Standardization would solve a lot of other issues like preventing the spread of contaminated food products and better preparing industries for weakened supplies because of natural disasters, but for now, the best businesses that rely on the supply chain can do is establish their own risk management protocols.
In an attempt to help out those businesses, the World Economic Forum (WEF) recently released an industry agenda called “New Models for Addressing Supply Chain and Transport Risk.” Its data showed that 93 percent of the respondent businesses said they have made improving their supply chain risk management a greater priority in the last five years.

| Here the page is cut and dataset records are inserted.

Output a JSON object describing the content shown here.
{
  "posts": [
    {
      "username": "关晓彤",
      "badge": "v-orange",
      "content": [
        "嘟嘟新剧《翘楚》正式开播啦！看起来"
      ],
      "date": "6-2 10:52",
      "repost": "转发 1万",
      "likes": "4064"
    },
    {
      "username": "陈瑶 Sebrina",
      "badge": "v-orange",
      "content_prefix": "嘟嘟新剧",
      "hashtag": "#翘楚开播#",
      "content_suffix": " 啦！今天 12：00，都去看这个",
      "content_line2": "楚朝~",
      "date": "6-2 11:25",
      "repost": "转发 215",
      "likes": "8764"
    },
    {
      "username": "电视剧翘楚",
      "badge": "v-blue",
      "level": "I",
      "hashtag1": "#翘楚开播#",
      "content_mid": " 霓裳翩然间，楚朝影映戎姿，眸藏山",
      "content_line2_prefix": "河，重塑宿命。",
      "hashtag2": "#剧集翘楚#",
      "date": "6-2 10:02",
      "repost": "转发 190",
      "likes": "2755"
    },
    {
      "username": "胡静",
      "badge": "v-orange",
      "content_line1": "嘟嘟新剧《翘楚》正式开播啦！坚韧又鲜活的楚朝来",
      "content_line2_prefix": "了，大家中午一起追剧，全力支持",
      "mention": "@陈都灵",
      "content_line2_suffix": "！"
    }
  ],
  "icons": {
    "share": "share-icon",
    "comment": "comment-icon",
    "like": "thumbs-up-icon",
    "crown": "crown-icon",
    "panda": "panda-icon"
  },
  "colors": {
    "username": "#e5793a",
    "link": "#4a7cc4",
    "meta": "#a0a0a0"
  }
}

Based on their research, WEF provided these recommendations for the government and businesses:
♦ “Improve international and inter-agency compatibility of resilience standards and programs
♦ Explicitly assess supply chain and transport risks as part of procurement, management and governance processes
♦ Develop trusted networks of suppliers, customers, competitors and government focused on risk management
♦ Improve network risk visibility, through two-way information sharing and collaborative development of standardized risk assessment and quantification tools
♦ Improve pre- and post-event communication on systemic disruptions and balance security and facilitation to bring a more balanced public and private sector discussion.”
Oddly enough, WEF released these recommendations and the report on January 25, the same day that the National Strategy for Global Supply Chain Security was released by the Obama administration, which we have previously discussed. While WEF’s research might have been overlooked by America’s call for better overall security that day, it’s important that businesses at least consider their suggestions and devise their own risk management plan.